Thoughtful Baltimoreans lucky enough to live far different lives know, as does as our young, energetic mayor, that the clock ticks. Not for too much longer can there be a safe disconnect between the halves of our divided town.

There are countless more corners like Rose and Ashland streets to be reclaimed.

The mayor's hurry to do so is more than appropriate; it is critical to our cherished city's survival.

Milton Bates


Why doesn't Judge Martha Rasin just "do it now" -- place a judge in Central Booking starting next week ("Judiciary defended by Rasin," March 1)?

If she is as devoted to our city as she says, then let's see some action on behalf of the citizens of Baltimore, now.

It's high time judges got over their dislike of evening, weekend and holiday work.

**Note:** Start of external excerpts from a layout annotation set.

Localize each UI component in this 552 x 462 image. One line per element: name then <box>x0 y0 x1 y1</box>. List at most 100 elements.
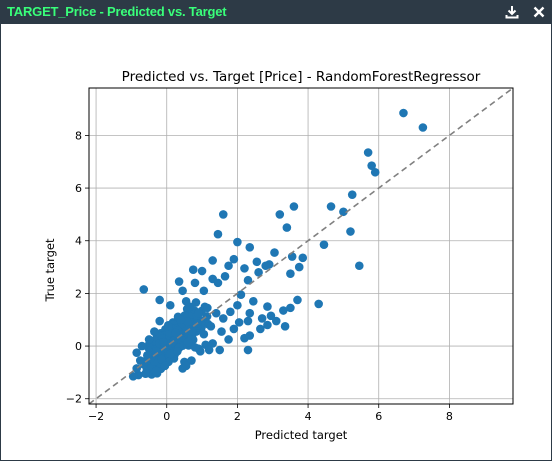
scatter-point <box>298 253 308 263</box>
scatter-point <box>203 303 212 313</box>
scatter-point <box>191 298 201 307</box>
y-tick-label: 6 <box>75 182 82 195</box>
scatter-point <box>128 372 138 381</box>
scatter-point <box>137 341 147 351</box>
scatter-point <box>275 210 285 219</box>
scatter-point <box>173 347 182 356</box>
reference-line <box>88 87 514 405</box>
scatter-point <box>355 261 364 271</box>
scatter-point <box>286 303 295 313</box>
scatter-point <box>245 243 255 252</box>
scatter-point <box>234 318 244 327</box>
window-title: TARGET_Price - Predicted vs. Target <box>7 4 227 19</box>
scatter-point <box>213 229 223 239</box>
scatter-point <box>266 311 276 321</box>
scatter-point <box>155 295 164 305</box>
scatter-point <box>176 315 186 325</box>
axis-ticks: −2 0 2 4 6 8 −2 0 2 4 6 8 <box>66 129 453 423</box>
chart-title: Predicted vs. Target [Price] - RandomFor… <box>122 69 481 85</box>
x-tick-label: −2 <box>88 410 104 423</box>
scatter-point <box>211 308 221 318</box>
scatter-point <box>204 345 214 355</box>
download-icon[interactable] <box>502 2 522 22</box>
scatter-point <box>141 369 150 379</box>
scatter-point <box>215 345 225 355</box>
scatter-point <box>254 268 263 277</box>
scatter-chart: Predicted vs. Target [Price] - RandomFor… <box>43 69 514 442</box>
scatter-point <box>399 108 408 118</box>
scatter-point <box>178 286 187 296</box>
window-titlebar: TARGET_Price - Predicted vs. Target <box>0 0 552 24</box>
scatter-point <box>224 261 233 271</box>
x-axis-label: Predicted target <box>255 428 348 442</box>
y-tick-label: 2 <box>75 287 82 300</box>
scatter-point <box>252 257 262 267</box>
scatter-point <box>160 361 170 371</box>
scatter-point <box>319 240 329 249</box>
scatter-point <box>165 300 175 310</box>
scatter-point <box>293 295 302 305</box>
scatter-point <box>213 278 223 288</box>
scatter-point <box>270 248 279 257</box>
scatter-point <box>294 262 304 272</box>
scatter-point <box>263 302 272 311</box>
scatter-point <box>208 256 217 265</box>
scatter-point <box>326 202 336 211</box>
scatter-point <box>218 210 228 219</box>
scatter-point <box>218 314 228 323</box>
scatter-point <box>181 297 191 306</box>
scatter-point <box>157 354 166 364</box>
y-tick-label: 0 <box>75 340 82 353</box>
y-axis-label: True target <box>43 238 57 303</box>
scatter-point <box>187 356 196 365</box>
scatter-point <box>233 300 242 310</box>
scatter-point <box>363 148 373 157</box>
scatter-point <box>367 161 376 170</box>
scatter-point <box>190 278 200 288</box>
scatter-point <box>139 285 149 294</box>
scatter-point <box>190 343 200 352</box>
scatter-point <box>187 327 196 336</box>
scatter-point <box>226 307 235 317</box>
scatter-point <box>233 237 242 247</box>
scatter-point <box>245 331 255 340</box>
y-tick-label: 4 <box>75 235 82 248</box>
scatter-point <box>263 320 272 330</box>
scatter-point <box>339 207 348 217</box>
scatter-point <box>206 322 216 331</box>
scatter-point <box>289 202 299 211</box>
scatter-point <box>271 316 281 326</box>
scatter-point <box>236 290 246 300</box>
scatter-point <box>243 275 253 285</box>
scatter-point <box>243 316 253 326</box>
scatter-point <box>229 254 239 264</box>
chart-panel <box>0 24 552 461</box>
x-tick-label: 4 <box>305 410 312 423</box>
scatter-point <box>194 308 203 318</box>
plot-area-frame <box>88 87 514 405</box>
scatter-point <box>229 324 239 334</box>
scatter-point <box>280 322 290 331</box>
scatter-point <box>150 327 159 336</box>
scatter-point <box>257 314 267 323</box>
scatter-point <box>240 264 249 273</box>
scatter-point <box>144 335 154 344</box>
scatter-point <box>151 347 161 356</box>
scatter-point <box>346 227 355 236</box>
scatter-point <box>143 350 152 360</box>
scatter-point <box>217 327 226 336</box>
scatter-point <box>199 329 209 339</box>
scatter-point <box>197 266 207 276</box>
scatter-point <box>151 366 161 376</box>
scatter-point <box>282 223 292 232</box>
scatter-point <box>279 306 288 315</box>
x-tick-label: 8 <box>446 410 453 423</box>
scatter-point <box>347 190 357 199</box>
scatter-point <box>208 339 217 348</box>
scatter-point <box>256 324 265 334</box>
scatter-point <box>155 316 164 326</box>
x-tick-label: 6 <box>375 410 382 423</box>
close-icon[interactable] <box>529 2 549 22</box>
x-tick-label: 2 <box>234 410 241 423</box>
y-tick-label: −2 <box>66 393 82 406</box>
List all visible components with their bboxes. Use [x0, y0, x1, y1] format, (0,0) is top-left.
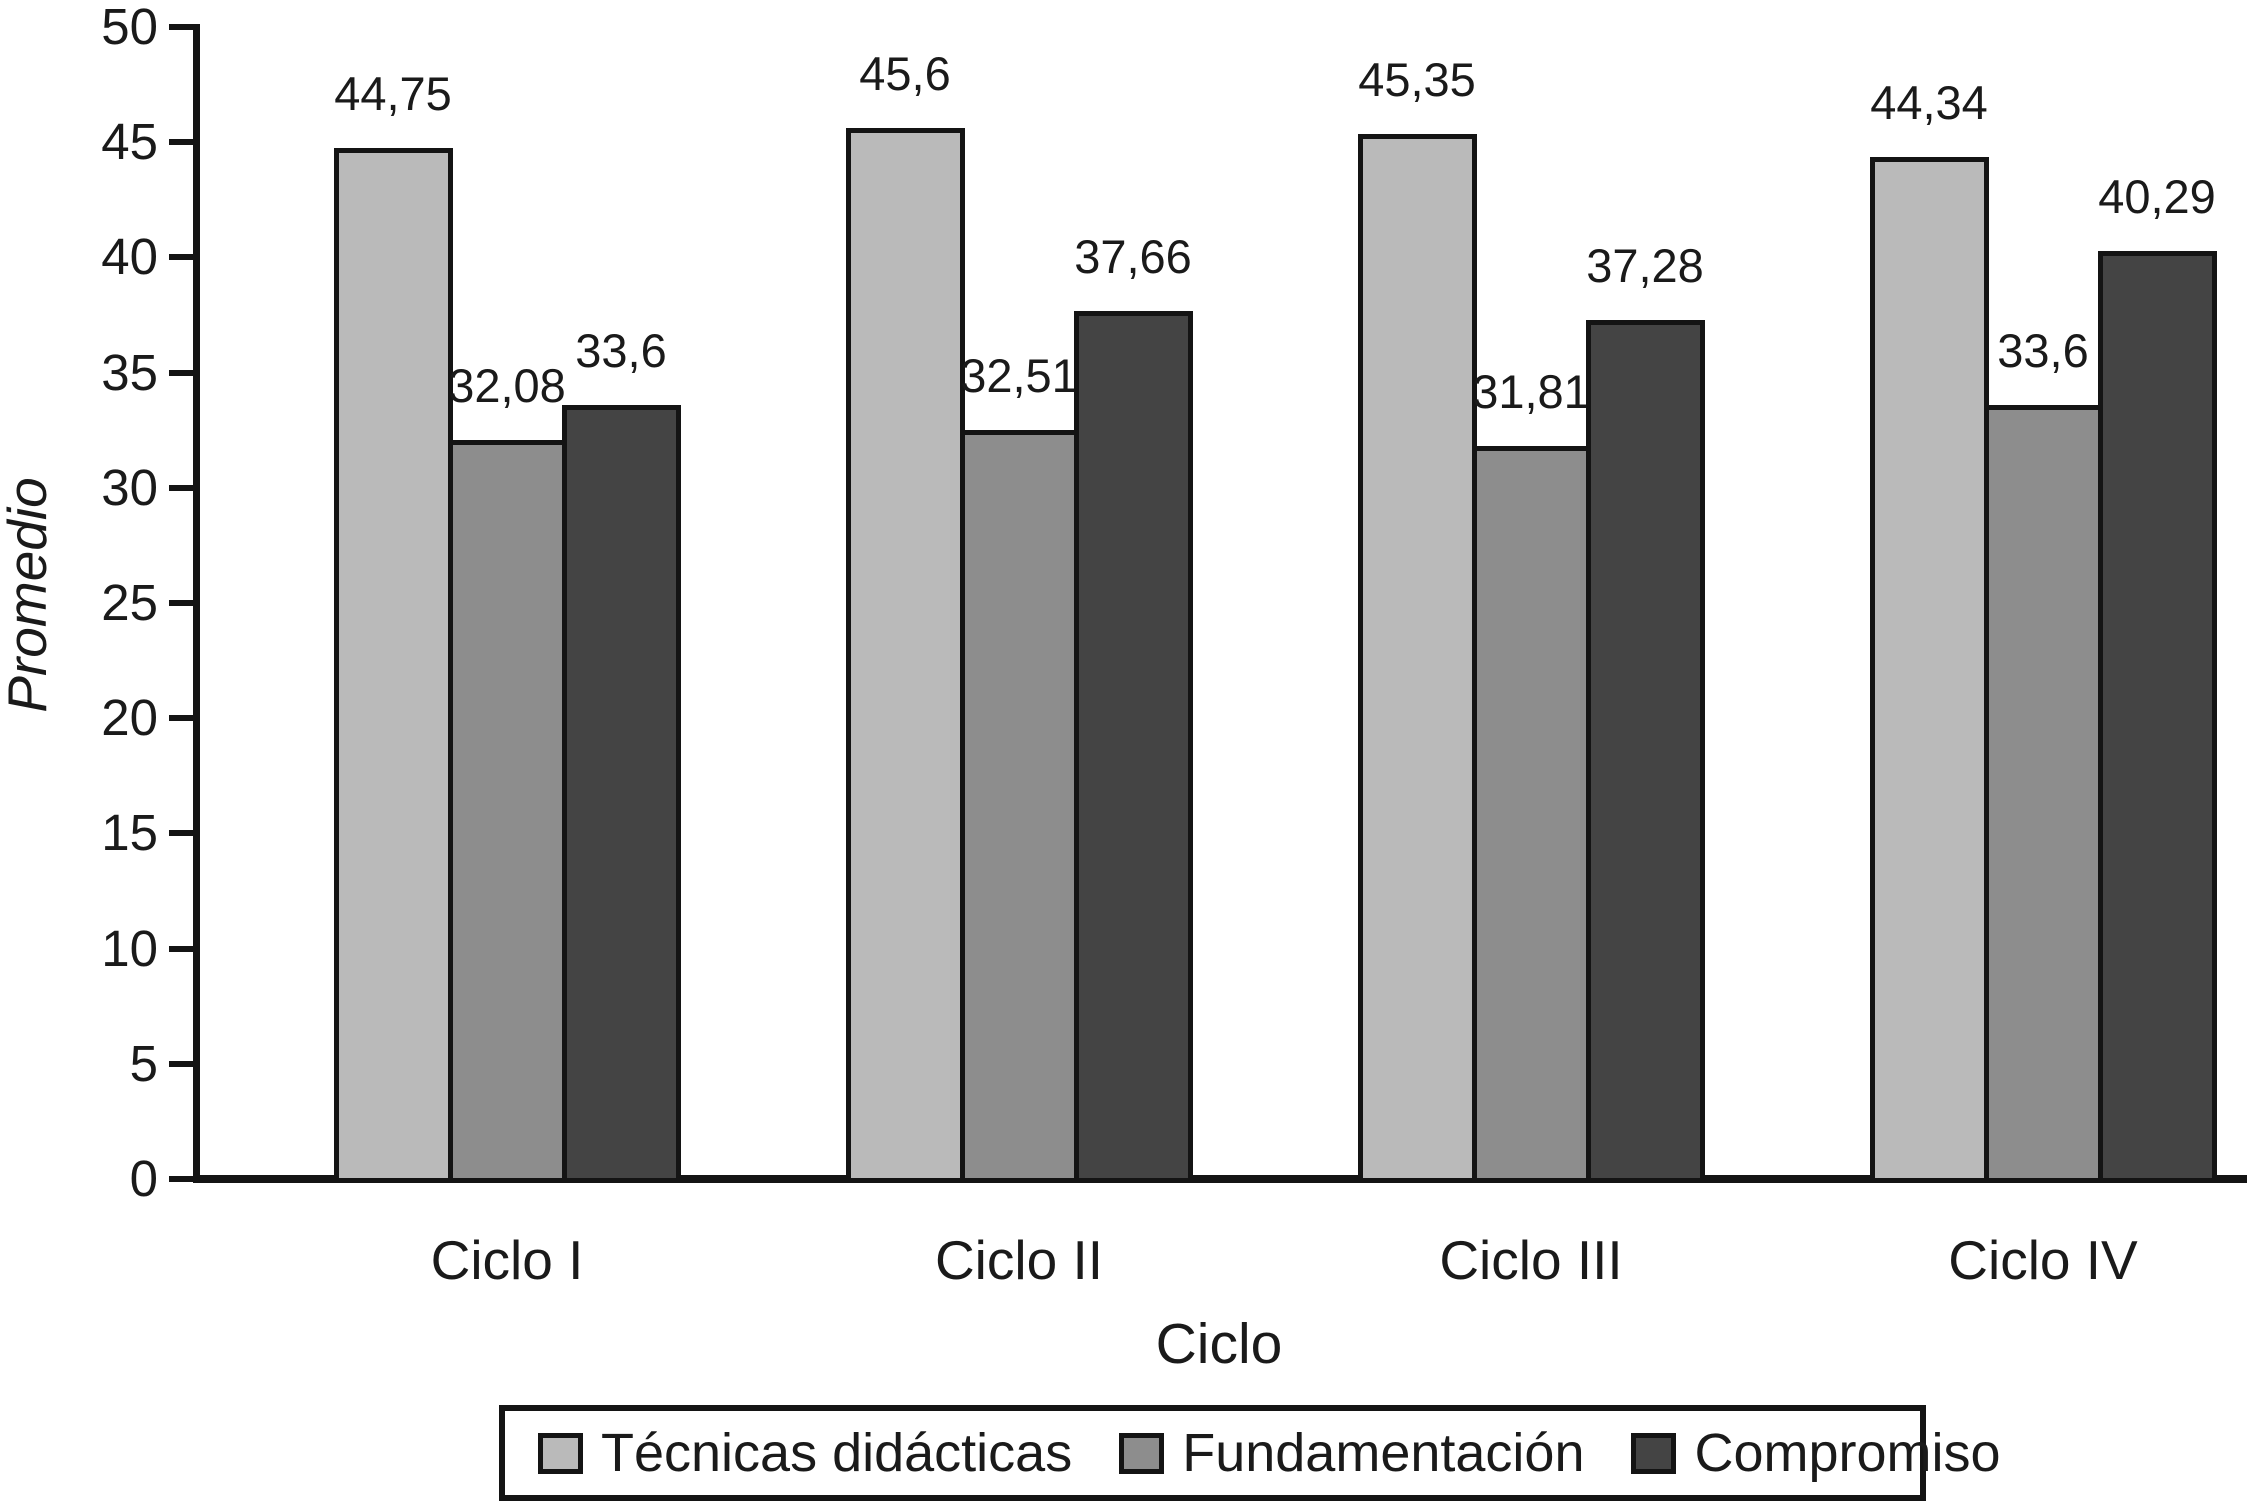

Others who have devoted their lives to public service (health care professionals, policemen, firemen) expect to work such hours. Why not judges?

Susan W. Talbott


Bill mapping group homes is unfair to the disabled

I was appalled to read the bill introduced by Del. Tony Fulton that would require the Maryland Office of Planning to prepare an annual color-coded map of group homes in the state.

The goal is to ensure disabled individuals and others do not "unduly interfere with the use and enjoyment of residential property" or "unreasonably threaten the health and safety of residents."

Apparently, in Mr. Fulton's view, somewhere along the way, those with disabilities lost the right to be residents.

Fortunately, the Supreme Court sees things differently, as evidenced by its recent decision which affirmed the right of individuals with disabilities to live in the community.

Legal experts who have reviewed the bill believe its intent violates federal fair housing law. The bill should be rejected on that basis alone.

Few among us can look within our families and not find someone touched by disability. All these folks are asking is to be a part of the community.

Linda Raines


The writer is executive director of the Mental Health Association of Maryland Inc.

We must do more, faster to help disaster victims

Watching the frantic efforts of flood victims in Mozambique to save themselves and their children brought tears.

The sight of people clinging to rooftops, trees and floating debris, finally weakening and losing their grip and slipping silently underwater was overwhelming.

I, for one, have been shocked beyond measure and wish so much that I could reach down and save just one child.

The demand by neighboring countries for payment before dispatching help is surely the abyss of cruelty.

What has happened to our world that we stand by and watch what was once merely a river now stretch to the horizon and swallow up a nation's people?

As natural disasters of increasing magnitude occur around the world, the incalculable wealth of industrialized nations should create the will and means to develop well-equipped international instant response rescue teams.

Henry L. Blum


County should stop overcrowding Timonium

As the past president of the Pot Spring Community Association in Timonium, Maryland and a member of the Greater Timonium Community Council, I would like to ask Baltimore County Executive C. A. Dutch Ruppersberger to take a hard look at what has transpired in Timonium over the past two years and call a moratorium on more business-retail development.

We are saturated with strip shopping centers, new gas stations, car dealerships and fast food restaurants, to say nothing of the Target store to open in July 2000 on land that was owned by Baltimore County and sold to the developer of this huge store.

We now have Home Depot, Office Depot, Sam's, Applebee's, the Macaroni Grill; the list goes on and on.

To rub salt in the wound, a new huge Cinema Theatre, with a 1,000 car parking lot on Padonia Road, is being requested. What's wrong with the Hoyt Cinema at Hunt Valley?

I must be dreaming, and it's not a pleasant dream. In fact, it's more like a nightmare to travel York Road every day.